Tabitha and her husband are raising three sons — ages 8, 6 and 20 months — near Columbus, Ohio. They are both employed. Tabitha works the checkout line at Value City and her husband works at Subway.
Both earn the federal minimum wage, $5.15 an hour, for monthly earnings of $1,785. Their combined annual earnings of $21,424 still leave them below the poverty line of $22,543 for a family with two parents and three children.
Tabitha and her husband are among the 2 million Americans who know that the minimum wage isn't always a living wage. Throughout October, people are joining together across our country to hold Living Wage Days worship services and community events to bring attention to the plight of the working poor. These days of action were sponsored by the Let Justice Roll Living Wage Campaign, a partnership of more than 80 faith, labor and community groups formed to mobilize support among Americans for raising the minimum wage at the state and federal levels.
Why does a living wage matter? Without it, too many Americans are finding that having a job and working hard are still not enough to keep them from being close to or in poverty. Poverty matters — deeply. Poverty kills. It also maims and stunts the growth and eclipses the dreams of hundreds of millions of children around the world.
Here at home, many Americans don't realize that America's poorest residents continue to be worse off than those of almost any other country in the industrialized world.
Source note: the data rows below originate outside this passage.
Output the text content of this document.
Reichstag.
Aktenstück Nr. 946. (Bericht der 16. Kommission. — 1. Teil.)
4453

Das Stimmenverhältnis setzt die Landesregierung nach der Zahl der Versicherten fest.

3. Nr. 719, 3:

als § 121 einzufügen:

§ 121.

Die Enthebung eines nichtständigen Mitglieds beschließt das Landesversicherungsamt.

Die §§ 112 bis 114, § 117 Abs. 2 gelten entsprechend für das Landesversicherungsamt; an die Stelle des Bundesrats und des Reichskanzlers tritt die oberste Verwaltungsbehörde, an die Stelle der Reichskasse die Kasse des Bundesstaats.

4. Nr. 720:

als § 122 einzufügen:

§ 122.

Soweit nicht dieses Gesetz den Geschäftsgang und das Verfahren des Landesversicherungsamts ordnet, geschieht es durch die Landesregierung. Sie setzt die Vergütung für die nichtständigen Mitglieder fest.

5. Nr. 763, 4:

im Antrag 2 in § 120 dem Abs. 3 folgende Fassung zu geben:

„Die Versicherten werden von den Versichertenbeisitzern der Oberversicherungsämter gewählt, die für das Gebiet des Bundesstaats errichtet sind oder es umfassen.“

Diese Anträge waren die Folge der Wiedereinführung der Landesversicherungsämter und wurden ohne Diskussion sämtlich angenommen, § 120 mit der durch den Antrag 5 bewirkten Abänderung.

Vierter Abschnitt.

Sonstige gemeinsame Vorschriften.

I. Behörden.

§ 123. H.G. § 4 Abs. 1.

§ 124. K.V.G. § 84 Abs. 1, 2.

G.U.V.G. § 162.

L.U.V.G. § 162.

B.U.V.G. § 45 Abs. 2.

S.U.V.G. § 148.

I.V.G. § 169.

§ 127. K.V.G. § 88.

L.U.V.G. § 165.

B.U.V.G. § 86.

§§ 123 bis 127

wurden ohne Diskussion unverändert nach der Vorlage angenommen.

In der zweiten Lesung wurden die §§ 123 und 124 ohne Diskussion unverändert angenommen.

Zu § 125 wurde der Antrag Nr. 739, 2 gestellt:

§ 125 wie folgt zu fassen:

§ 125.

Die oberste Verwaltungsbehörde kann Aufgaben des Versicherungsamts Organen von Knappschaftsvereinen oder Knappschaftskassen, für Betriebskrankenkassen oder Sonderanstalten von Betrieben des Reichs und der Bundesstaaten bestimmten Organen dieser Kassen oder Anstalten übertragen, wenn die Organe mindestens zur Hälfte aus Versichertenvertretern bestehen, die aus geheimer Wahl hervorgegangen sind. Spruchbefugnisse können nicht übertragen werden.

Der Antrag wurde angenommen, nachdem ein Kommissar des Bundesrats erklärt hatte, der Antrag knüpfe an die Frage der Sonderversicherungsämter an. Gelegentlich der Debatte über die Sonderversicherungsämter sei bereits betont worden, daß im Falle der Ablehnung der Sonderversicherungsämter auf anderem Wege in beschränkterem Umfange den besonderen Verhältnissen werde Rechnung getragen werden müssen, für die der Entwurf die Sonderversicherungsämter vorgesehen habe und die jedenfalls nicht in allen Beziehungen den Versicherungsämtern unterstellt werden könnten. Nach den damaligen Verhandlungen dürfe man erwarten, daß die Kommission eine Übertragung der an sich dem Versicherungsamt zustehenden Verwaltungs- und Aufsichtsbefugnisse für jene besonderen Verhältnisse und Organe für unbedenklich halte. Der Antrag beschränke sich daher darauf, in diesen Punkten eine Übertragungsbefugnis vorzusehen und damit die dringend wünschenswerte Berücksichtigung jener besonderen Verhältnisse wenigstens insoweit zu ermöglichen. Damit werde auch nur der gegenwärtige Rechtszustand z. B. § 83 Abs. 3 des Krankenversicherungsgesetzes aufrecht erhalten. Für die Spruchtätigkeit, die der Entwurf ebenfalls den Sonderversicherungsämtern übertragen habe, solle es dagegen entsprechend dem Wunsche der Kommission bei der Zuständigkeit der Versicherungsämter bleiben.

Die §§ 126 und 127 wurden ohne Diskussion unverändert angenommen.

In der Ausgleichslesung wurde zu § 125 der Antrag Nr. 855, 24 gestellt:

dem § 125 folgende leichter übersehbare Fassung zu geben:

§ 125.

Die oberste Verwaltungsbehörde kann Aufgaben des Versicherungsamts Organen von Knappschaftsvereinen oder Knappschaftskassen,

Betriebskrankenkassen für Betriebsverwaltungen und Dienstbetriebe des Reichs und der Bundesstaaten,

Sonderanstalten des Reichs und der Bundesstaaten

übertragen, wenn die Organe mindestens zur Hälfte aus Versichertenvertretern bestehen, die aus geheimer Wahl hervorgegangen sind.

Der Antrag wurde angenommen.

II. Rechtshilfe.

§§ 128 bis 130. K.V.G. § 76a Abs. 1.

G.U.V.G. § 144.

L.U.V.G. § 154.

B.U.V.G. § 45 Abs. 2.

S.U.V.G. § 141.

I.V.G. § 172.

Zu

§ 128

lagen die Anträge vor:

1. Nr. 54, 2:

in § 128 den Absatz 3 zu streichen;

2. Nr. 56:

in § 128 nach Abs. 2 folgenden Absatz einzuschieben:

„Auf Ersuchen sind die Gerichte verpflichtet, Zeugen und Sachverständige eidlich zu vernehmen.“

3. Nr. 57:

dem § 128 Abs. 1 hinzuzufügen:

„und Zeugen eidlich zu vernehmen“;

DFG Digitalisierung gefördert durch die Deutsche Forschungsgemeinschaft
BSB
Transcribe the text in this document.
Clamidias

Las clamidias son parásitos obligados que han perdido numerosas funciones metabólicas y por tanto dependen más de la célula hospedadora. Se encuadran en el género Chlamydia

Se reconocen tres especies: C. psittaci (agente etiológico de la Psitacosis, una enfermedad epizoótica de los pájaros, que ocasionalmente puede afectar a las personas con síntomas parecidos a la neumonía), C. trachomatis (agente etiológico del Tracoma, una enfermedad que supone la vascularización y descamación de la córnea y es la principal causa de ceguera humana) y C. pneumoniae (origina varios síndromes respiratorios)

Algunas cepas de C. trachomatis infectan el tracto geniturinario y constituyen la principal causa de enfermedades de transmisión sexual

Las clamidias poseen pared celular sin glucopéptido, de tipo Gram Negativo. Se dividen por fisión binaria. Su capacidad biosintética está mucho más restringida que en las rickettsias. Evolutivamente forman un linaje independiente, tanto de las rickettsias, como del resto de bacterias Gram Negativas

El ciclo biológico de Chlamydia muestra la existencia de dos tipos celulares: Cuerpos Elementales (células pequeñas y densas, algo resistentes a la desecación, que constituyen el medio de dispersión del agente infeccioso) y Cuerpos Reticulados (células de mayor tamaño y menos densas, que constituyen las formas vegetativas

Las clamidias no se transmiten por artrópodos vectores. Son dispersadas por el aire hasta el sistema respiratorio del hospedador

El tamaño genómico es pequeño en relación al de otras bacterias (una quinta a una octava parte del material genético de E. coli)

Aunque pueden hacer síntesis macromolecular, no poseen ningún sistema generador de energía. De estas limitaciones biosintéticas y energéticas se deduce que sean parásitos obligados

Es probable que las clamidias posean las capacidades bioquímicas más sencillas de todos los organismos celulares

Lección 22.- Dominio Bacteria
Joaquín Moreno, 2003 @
Poverty in America is a political problem, caused less by a lack of resources than by a failure to come to terms with reality and build the will to change it. It's universally understood that food, shelter, health care and other basics are crucial to the well-being of children and families. But what our leaders, the news media and the public largely ignore is that 2 million workers still lack adequate incomes to provide these basic necessities. As Let Justice Roll puts it, "A job should keep you out of poverty, not in it."
Wages are tied to workers, of course, but their children are always directly affected. A childhood spent in poverty can have negative impacts on an individual's entire life. The multiple barriers associated with poverty build on one another and unjustly deprive children of the opportunity to reach their full potential as parents, employees and citizens.
Children in families with annual incomes below $15,000 are 22 times more likely to be abused or neglected than children in families with annual incomes of $30,000 or more, and children in poor families are more likely than non-poor children to attend failing schools, get inadequate health care, live in unsafe housing and suffer from poor nutrition. Children who grow up in poverty are also more likely to become teen parents and, as adults, to earn less, to be unemployed more frequently and to raise their own children in poverty.
What can we do? One solution is to support policies that make work pay, including raising the minimum wage to help ensure that workers at the bottom of the earnings scale are not left behind and expanding the Earned Income and Child Tax credits — and making the latter fully refundable. And all poor working families need to be informed about and helped to get current tax refunds and benefits for which they are eligible.
I'm grateful for Let Justice Roll's Living Wage Campaign and others who are helping all Americans see the working parents who constitute the majority of the poor today.
Marian Wright Edelman is president and founder of the Children's Defense Fund.